The second obstacle Percy had to face was his mother. Sally Jackson was very distraught by Annabeth's kidnapping, but she w3as even more upset to hear Percy's plan.

"The Spartans are ruthless," Sally said to him. " There is no limit to their ruthlessness, Annabeth may be already dead."

"I can't believe that," Percy retorted. "If Annabeth can be saved at all, I have to try."

Mother and son stared hard at each other with steely resolve and a silent conversation passed between them.

Sally sighed. "I know you will do what is right, Percy. I'm just worried that none of you will return, please be careful."

"I will," Percy replied.


"Look after him," Sally said to the silent satyr who was standing beside Percy.

"I will, my Queen," Grover replied respectfully.

"May the gods go with you," Sally said, giving her final blessing.

An hour later Percy stood in the palace stables checking over his supplies. In a small bag he had some rations, a change of clothes, some ambrosia and nectar for emergencies, and a pouch full of drachmas. He also carried a mortal bronze short sword along with his celestial bronze Riptide. Since Percy planned to use stealth rather than direct force, he wore no armor, just a common straw hat that would shield his face from the bright sunlight, and would also hopefully conceal his identity.

Percy heard footsteps drawing closer and expected to see Grover approaching, but it wasn't the satyr. Frederick Chase drew closer, and Percy studied him, the man was completely miserable, the disappearance of his daughter had taken a toll on him.

"I'm sorry to interrupt," Frederick apologized. "I just wanted to thank you for trying to save my daughter."

"I will find her," Percy answered. "If I die trying."

Frederick winced, "I hope it won't come to that. My daughter is fortunate indeed to have a future husband who cares so much."

Frederick closed his eyes briefly and opened them again, his emotions were obviously threatening to overtake him. "Please save my little girl."

"I will."

The journey from Corinth started out easily enough, the horses responded to Percy's every wish, and they made good time. People stared as he drove past in his chariot, and he was relieved when he reached the rural areas outside the city. Olive and grape orchards grew in abundance, and many of the people here were too busy to pay much attention to Percy and Grover. He pushed the horses as much as he dared, and when the sun set he finally found a secluded place off the road for them to rest.

"My hooves hurt," Grover complained.

"Nobody ever said that riding in chariots was comfortable," Percy remarked.

Grover grumbled to himself before pulling out his reed pipes and playing something that sounded like a cow being strangled.

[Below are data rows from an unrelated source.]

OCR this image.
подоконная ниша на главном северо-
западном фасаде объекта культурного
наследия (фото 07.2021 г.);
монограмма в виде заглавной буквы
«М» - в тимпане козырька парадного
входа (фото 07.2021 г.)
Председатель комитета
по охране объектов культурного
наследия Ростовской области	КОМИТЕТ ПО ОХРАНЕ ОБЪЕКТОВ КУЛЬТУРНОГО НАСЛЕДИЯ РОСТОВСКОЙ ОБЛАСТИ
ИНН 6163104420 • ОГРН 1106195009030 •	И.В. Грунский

Percy tended to the horses, made a fire, and a short time later they shared some food as they sat by the fire.

"We should get an early start tomorrow," Percy said.

"You really like her," Grover replied.

"No, I just need to save her before the gods' deadline expires," Percy answered.

Grover looked at him skeptically, "I can read your emotions, remember?"

"Grover," Percy complained. "I don't want to—did you hear that?"

The satyr stood, and grabbed his cudgel, Percy drew Riptide. There was something large moving through the trees, the horses whinnied and pawed the ground nervously. It stopped just as it reached the edge of the trees, just before they could see whatever it was.

"Show yourself!" Percy ordered.

The heavy footsteps resumed, and a large shaped trudged out from the trees. Percy's blood went cold as he recognized the monster standing before him.

"Cyclops!" Grover gasped looking like he wanted nothing more than to bolt.

The Cyclops stopped and looked at them with a baleful brown eye.

"I'm Percy Jackson, the son of Poseidon," Percy said. "You are outnumbered here, so go now and I will leave you in peace."

The cyclops looked up at him, new light in its eye. "But that means," It said slowly. "You are my brother!"

And before Percy could react, or bring up Riptide to protect him the cyclops barreled towards him and gave him a near rib cracking hug.

"I'm Tyson," the cyclops said pulling away and smiling fondly at Percy. "You are my brother."